"Fui, como todos de meu grupo, um torcedor violento, com consumo de drogas e brigas. Brigávamos com armas, vi muitos amigos morrerem e isso sempre foi algo que me machucava. Um dia, pensei que não poderia continuar dessa maneira, e busquei alternativas. Estamos trabalhando para diminuir a violência no futebol, para acabar com ela".
O depoimento de um dos líderes da torcida organizada Comandos Azules de Millonarios, da Colômbia, José Glasses, revela que a violência nas torcidas organizadas é um problema na América do Sul, com muitas causas em comum, como a falta de perspectivas dos jovens e a própria violência da sociedade, e algumas características específicas de cada país.
Na busca de soluções, duas torcidas rivais colombianas passaram a se organizar para um outro tipo de luta: no ringue. Praticar boxe foi a forma encontrada pelos líderes, para fazerem seus integrantes canalizarem a agressividade de forma regulamentada, com ética e espírito esportivo.
Por vários anos, as torcidas realizavam treinos e combates mas, desde o último sábado (17), a iniciativa ganhou visibilidade, com o apoio do poder público local. O evento, denominado BoxVida, ocorreu em Bogotá. Jovens barra bravas (o nome em espanhol de torcedores violentos) das torcidas La Guardia Albirroja Sur de Santa Fé e os Comandos Azules de Millonarios, realizaram combates nos quais os participantes lutaram uns contra os outros.
"Para mim isso tem uma importância grande, que é encontrar uma alternativa de extravasar e não entrar em brigas.
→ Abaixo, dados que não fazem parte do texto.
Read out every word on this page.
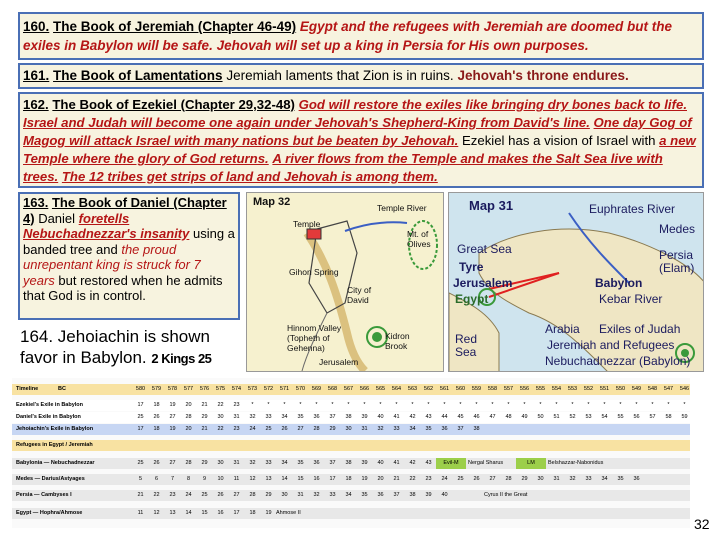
160. The Book of Jeremiah (Chapter 46-49) Egypt and the refugees with Jeremiah are doomed but the exiles in Babylon will be safe. Jehovah will set up a king in Persia for His own purposes.
161. The Book of Lamentations Jeremiah laments that Zion is in ruins. Jehovah's throne endures.
162. The Book of Ezekiel (Chapter 29,32-48) God will restore the exiles like bringing dry bones back to life. Israel and Judah will become one again under Jehovah's Shepherd-King from David's line. One day Gog of Magog will attack Israel with many nations but be beaten by Jehovah. Ezekiel has a vision of Israel with a new Temple where the glory of God returns. A river flows from the Temple and makes the Salt Sea live with trees. The 12 tribes get strips of land and Jehovah is among them.
163. The Book of Daniel (Chapter 4) Daniel foretells Nebuchadnezzar's insanity using a banded tree and the proud unrepentant king is struck for 7 years but restored when he admits that God is in control.
164. Jehoiachin is shown favor in Babylon. 2 Kings 25
Map 32
Temple
Temple River
Mt. of Olives
Gihon Spring
City of David
Hinnom Valley (Topheth of Gehenna)
Kidron Brook
Jerusalem
Map 31	Euphrates River
Medes
Great Sea	Persia (Elam)
Tyre
Jerusalem	Babylon
Egypt	Kebar River
Arabia Exiles of Judah
Red Sea	Jeremiah and Refugees
Nebuchadnezzar (Babylon)
Timeline	BC	580	579	578	577	576	575	574	573	572	571	570	569	568	567	566	565	564	563	562	561	560	559	558	557	556	555	554	553	552	551	550	549	548	547	546
Ezekiel's Exile in Babylon	17	18	19	20	21	22	23	*	*	*	*	*	*	*	*	*	*	*	*	*	*	*	*	*	*	*	*	*	*	*	*	*	*	*	*
Daniel's Exile in Babylon	25	26	27	28	29	30	31	32	33	34	35	36	37	38	39	40	41	42	43	44	45	46	47	48	49	50	51	52	53	54	55	56	57	58	59
Jehoiachin's Exile in Babylon	17	18	19	20	21	22	23	24	25	26	27	28	29	30	31	32	33	34	35	36	37	38
Refugees in Egypt / Jeremiah
Babylonia — Nebuchadnezzar	25	26	27	28	29	30	31	32	33	34	35	36	37	38	39	40	41	42	43	Evil-M	Nergal Sharus	LM	Belshazzar-Nabonidus
Medes — Darius/Astyages	5	6	7	8	9	10	11	12	13	14	15	16	17	18	19	20	21	22	23	24	25	26	27	28	29	30	31	32	33	34	35	36
Persia — Cambyses I	21	22	23	24	25	26	27	28	29	30	31	32	33	34	35	36	37	38	39	40	Cyrus II the Great
Egypt — Hophra/Ahmose	11	12	13	14	15	16	17	18	19 Ahmose II
32
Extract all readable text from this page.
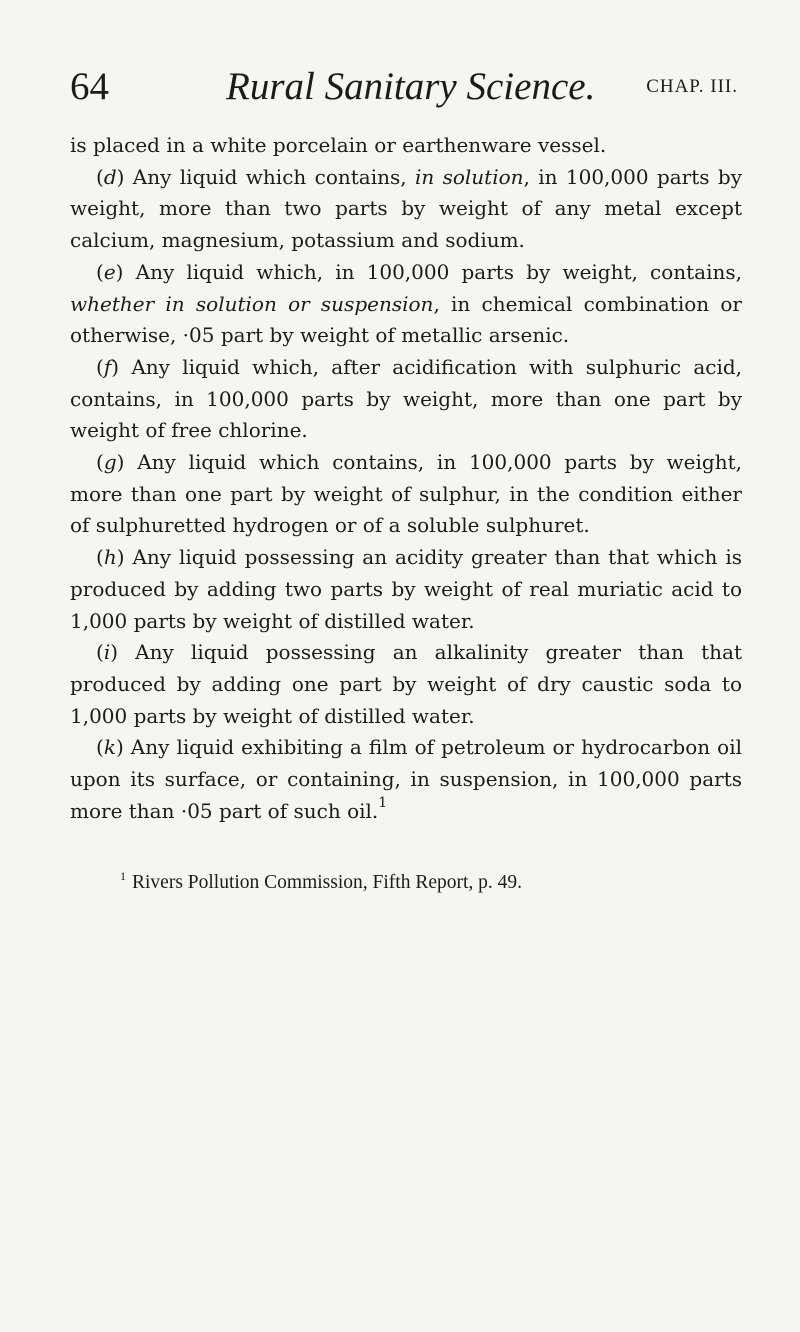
64	Rural Sanitary Science.	CHAP. III.

is placed in a white porcelain or earthenware vessel.

(d) Any liquid which contains, in solution, in 100,000 parts by weight, more than two parts by weight of any metal except calcium, magnesium, potassium and sodium.

(e) Any liquid which, in 100,000 parts by weight, contains, whether in solution or suspension, in chemical combination or otherwise, ·05 part by weight of metallic arsenic.

(f) Any liquid which, after acidification with sulphuric acid, contains, in 100,000 parts by weight, more than one part by weight of free chlorine.

(g) Any liquid which contains, in 100,000 parts by weight, more than one part by weight of sulphur, in the condition either of sulphuretted hydrogen or of a soluble sulphuret.

(h) Any liquid possessing an acidity greater than that which is produced by adding two parts by weight of real muriatic acid to 1,000 parts by weight of distilled water.

(i) Any liquid possessing an alkalinity greater than that produced by adding one part by weight of dry caustic soda to 1,000 parts by weight of distilled water.

(k) Any liquid exhibiting a film of petroleum or hydrocarbon oil upon its surface, or containing, in suspension, in 100,000 parts more than ·05 part of such oil.$^1$

$^1$ Rivers Pollution Commission, Fifth Report, p. 49.
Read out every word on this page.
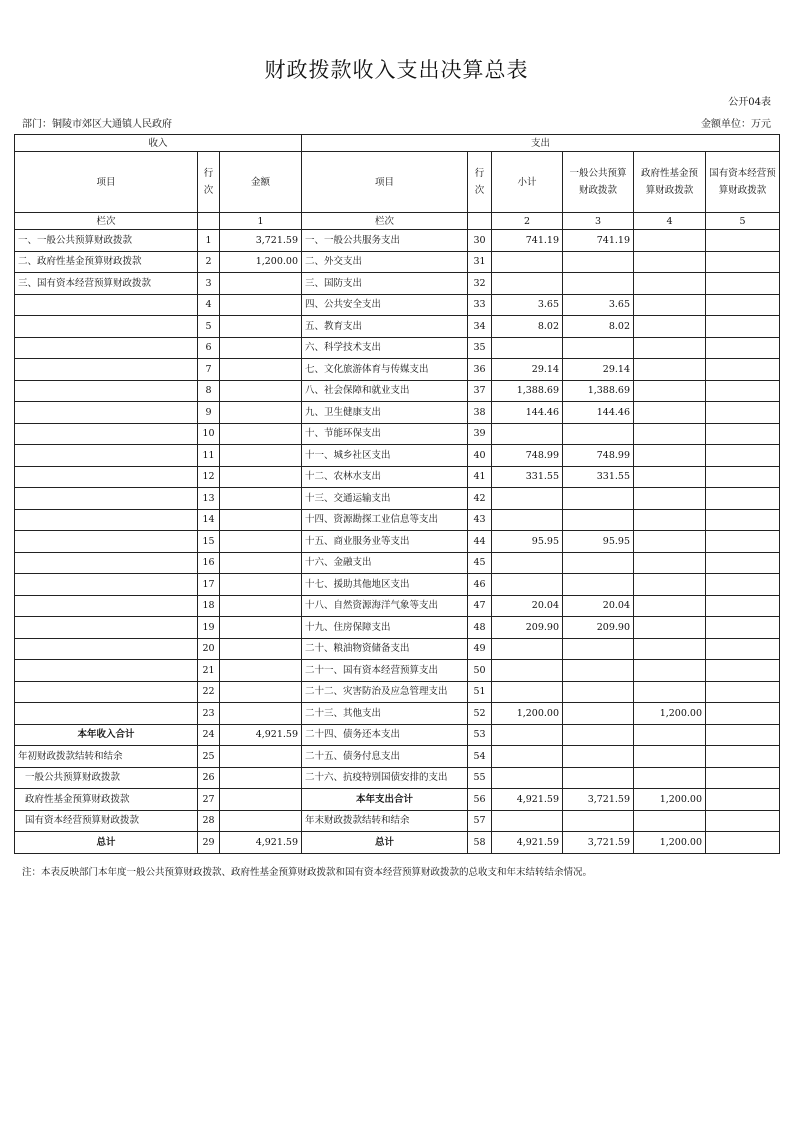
财政拨款收入支出决算总表
公开04表
部门：铜陵市郊区大通镇人民政府	金额单位：万元
收入			支出					
项目	行次	金额	项目	行次	小计	一般公共预算财政拨款	政府性基金预算财政拨款	国有资本经营预算财政拨款
栏次		1	栏次		2	3	4	5
一、一般公共预算财政拨款	1	3,721.59	一、一般公共服务支出	30	741.19	741.19		
二、政府性基金预算财政拨款	2	1,200.00	二、外交支出	31				
三、国有资本经营预算财政拨款	3		三、国防支出	32				
	4		四、公共安全支出	33	3.65	3.65		
	5		五、教育支出	34	8.02	8.02		
	6		六、科学技术支出	35				
	7		七、文化旅游体育与传媒支出	36	29.14	29.14		
	8		八、社会保障和就业支出	37	1,388.69	1,388.69		
	9		九、卫生健康支出	38	144.46	144.46		
	10		十、节能环保支出	39				
	11		十一、城乡社区支出	40	748.99	748.99		
	12		十二、农林水支出	41	331.55	331.55		
	13		十三、交通运输支出	42				
	14		十四、资源勘探工业信息等支出	43				
	15		十五、商业服务业等支出	44	95.95	95.95		
	16		十六、金融支出	45				
	17		十七、援助其他地区支出	46				
	18		十八、自然资源海洋气象等支出	47	20.04	20.04		
	19		十九、住房保障支出	48	209.90	209.90		
	20		二十、粮油物资储备支出	49				
	21		二十一、国有资本经营预算支出	50				
	22		二十二、灾害防治及应急管理支出	51				
	23		二十三、其他支出	52	1,200.00		1,200.00	
本年收入合计	24	4,921.59	二十四、债务还本支出	53				
年初财政拨款结转和结余	25		二十五、债务付息支出	54				
一般公共预算财政拨款	26		二十六、抗疫特别国债安排的支出	55				
政府性基金预算财政拨款	27		本年支出合计	56	4,921.59	3,721.59	1,200.00	
国有资本经营预算财政拨款	28		年末财政拨款结转和结余	57				
总计	29	4,921.59	总计	58	4,921.59	3,721.59	1,200.00	
注：本表反映部门本年度一般公共预算财政拨款、政府性基金预算财政拨款和国有资本经营预算财政拨款的总收支和年末结转结余情况。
Vamos trabalhar as duas torcidas, não nos relacionamos como amigos, mas para organizar, e acabar com a violência e resgatar a cultura futebolística. Há mais ou menos oito anos anos tínhamos uma escola em diferentes pontos da cidade onde os jovens treinavam. Marcávamos lutas como forma de gerar cultura futebolística, e essas ações resultaram no último evento deste sábado", observa Glasses.
A iniciativa foi organizada pelo Idipron (Instituto Distrital para la Protección de la Niñez y la Juventud), da cidade de Bogotá, e tem a função de transformação social pela paz, convivência e projetos de vida de crianças e jovens. Foi articulada com projetos que caminhavam em separado, como o “Caminhando Descontraído” (processo nos bairros) e Goles en Paz 2.0 (programa oficial da Secretaria de Governo).
"Trata-se de uma política pública, uma maneira de buscar um processo de convivência por meio do Esporte, dentro de um projeto mais amplo, com mesas de diálogo e açõs para combate à violência. Esta é uma atividade esportiva com enfoque comunitário, não interessa tanto o alto rendimento, mas sim utilizar o esporte para transformação social e possibilidade de desenvolvimento. Trabalhamos com pessoas vulneráveis por meio do esporte", observa Alejandro Villanueva Bustos, da Idipron.
"Em vez de facas e revólveres, os torcedores usam luvas para lutar com seus rivais, dentro de regras, disciplina e respeito ao adversário", ressalta Bustos.
Questão social
Na Colômbia, as brigas carregam uma questão social muitas vezes ligada, além da falta de perspectivas dos jovens, ao narcotráfico. Armas brancas e armas de fogo fazem parte da rotina das organizadas locais. Mesmo na pandemia, as brigas prosseguiram. Entre 2008 e 2020 foram 149 mortos em confrontos das principais equipes dos grandes centros do país: Bogotá, Medellín e Cali.
Após os acordo de paz entre governo e as guerrilhas do narcotráfico, em 2016, líderes das organizadas se mobilizaram mais para diminuir a violência entre seus associados.
"Os acordos de paz ajudaram a criar propostas de desenvolvimento do esporte social e comunitário, em setores rurais e nos bairros mais populares com cinturões de miséria. O que fizemos é tentar alcançar os setores mais vulneráveis, de onde os narcotraficantes e grupos criminosos vinham captando torcedores barra bravas de distintas equipes para fazer parte dos grupos, aumentando a violência", conta Bustos.
As lutas de boxe ocorreram em três rounds de três minutos cada, em cinco confrontos de homens e um de mulheres. Mas, mesmo com esse número restrito de participantes, o evento atraiu a iniciativa de centenas de torcedores que, além de organizarem as lutas, as assistiram sem entrar em choque, contribuindo para um clima de paz.